There are some gentle older dogs in the neighborhood that interest Molly and one poodle she’s pretty nuts about. His owners named him Apricot but decided that was too feminine and shortened it to Rickie. He and Molly go into crouch/play mode whenever they see each other, which can be a bit problematic when they’re on leashes. The owner solves this by letting Rickie off-leash, even if we’re inches from the main road. He insists in an Eastern European dialect that “Dogs should play.” I’m tempted to respond, “They should live” but I’m not sure he has a sense of humor.

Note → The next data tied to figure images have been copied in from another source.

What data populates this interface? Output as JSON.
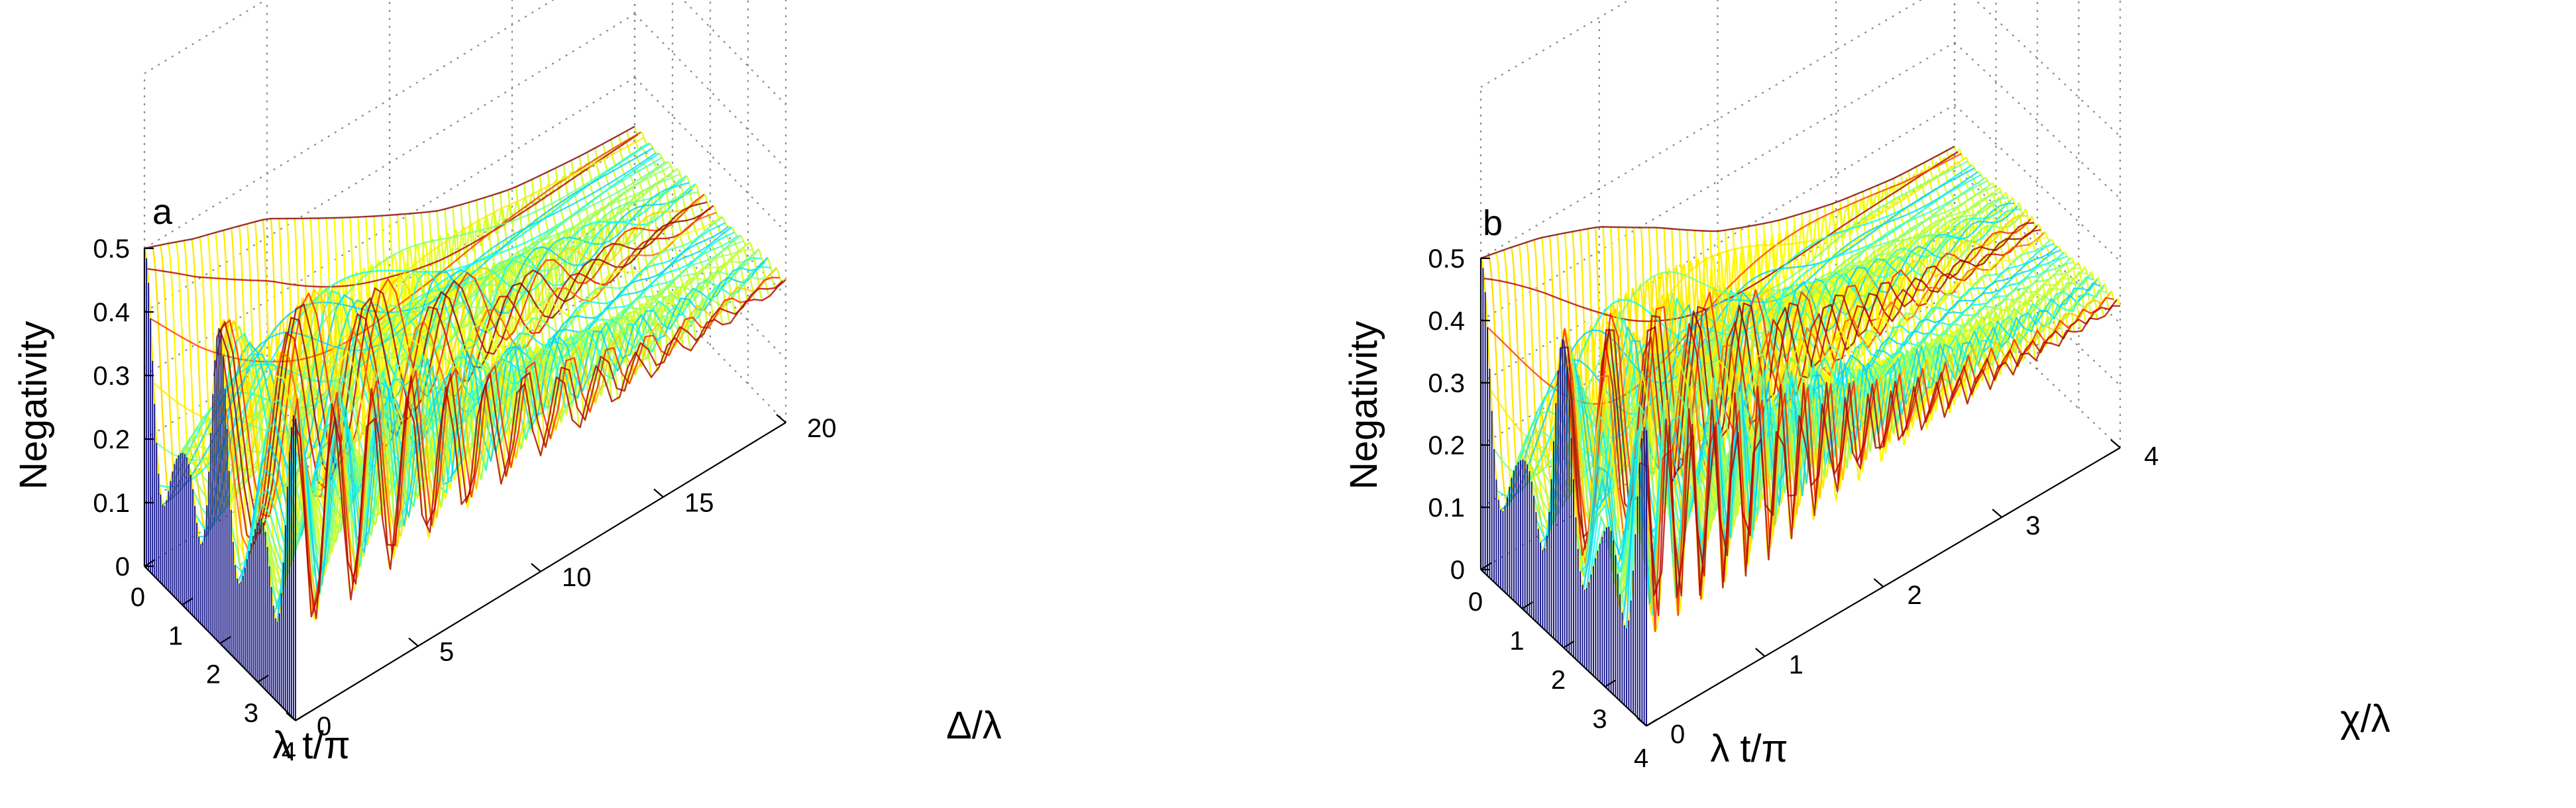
{
  "chart_data": [
    {
      "type": "surface-3d",
      "panel": "a",
      "zlabel": "Negativity",
      "xlabel": "λ t/π",
      "ylabel": "Δ/λ",
      "xlim": [
        0,
        4
      ],
      "ylim": [
        0,
        20
      ],
      "zlim": [
        0,
        0.5
      ],
      "xticks": [
        "0",
        "1",
        "2",
        "3",
        "4"
      ],
      "yticks": [
        "0",
        "5",
        "10",
        "15",
        "20"
      ],
      "zticks": [
        "0",
        "0.1",
        "0.2",
        "0.3",
        "0.4",
        "0.5"
      ],
      "grid": true,
      "colormap": "jet",
      "envelope": {
        "y": [
          0,
          2,
          5,
          8,
          10,
          12,
          15,
          18,
          20
        ],
        "max_negativity": [
          0.5,
          0.47,
          0.44,
          0.38,
          0.34,
          0.3,
          0.26,
          0.24,
          0.23
        ],
        "min_negativity": [
          0.0,
          0.02,
          0.06,
          0.1,
          0.13,
          0.15,
          0.18,
          0.2,
          0.21
        ]
      }
    },
    {
      "type": "surface-3d",
      "panel": "b",
      "zlabel": "Negativity",
      "xlabel": "λ t/π",
      "ylabel": "χ/λ",
      "xlim": [
        0,
        4
      ],
      "ylim": [
        0,
        4
      ],
      "zlim": [
        0,
        0.5
      ],
      "xticks": [
        "0",
        "1",
        "2",
        "3",
        "4"
      ],
      "yticks": [
        "0",
        "1",
        "2",
        "3",
        "4"
      ],
      "zticks": [
        "0",
        "0.1",
        "0.2",
        "0.3",
        "0.4",
        "0.5"
      ],
      "grid": true,
      "colormap": "jet",
      "envelope": {
        "y": [
          0,
          0.5,
          1,
          1.5,
          2,
          2.5,
          3,
          3.5,
          4
        ],
        "max_negativity": [
          0.5,
          0.48,
          0.45,
          0.4,
          0.34,
          0.3,
          0.27,
          0.25,
          0.24
        ],
        "min_negativity": [
          0.0,
          0.02,
          0.05,
          0.1,
          0.15,
          0.18,
          0.2,
          0.21,
          0.22
        ]
      }
    }
  ]
}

At home, Molly has two windows from which she can watch the neighborhood (front) or the wildlife (back). She has a robust, Suzanne Pleshette kind of bark; none of the yapping I’d find hard to put up with. I wish I could teach Molly to open the back door when she wants to go out but that is clearly a bridge too far. Instead, I’ve bought a removable dog door, which she happily uses seven months of the year. Nothing says spring like the sight of daffodils or the re-installation of the beloved dog door. My vet marvels at Molly’s puppy-like aspect. She looks young because I am meticulous about her appearance and general health. I play with her every day—fetch or tug-of-war—and take her for long walks. She gets the requisite injections, and takes medicine to keep fleas, ticks and worms at bay, as well as a mild antihistamine during allergy season. There is no staining under Molly’s eyes, as is common with many white dogs, because I clean them every single damned day. I brush her teeth several times a week, check her weight regularly, and get her groomed once a month. I cuddle her if she’s nervous, pick her up if she’s tired, take responsibility for her care, feeding and general training. Naturally, I’d do the same for any of my kids.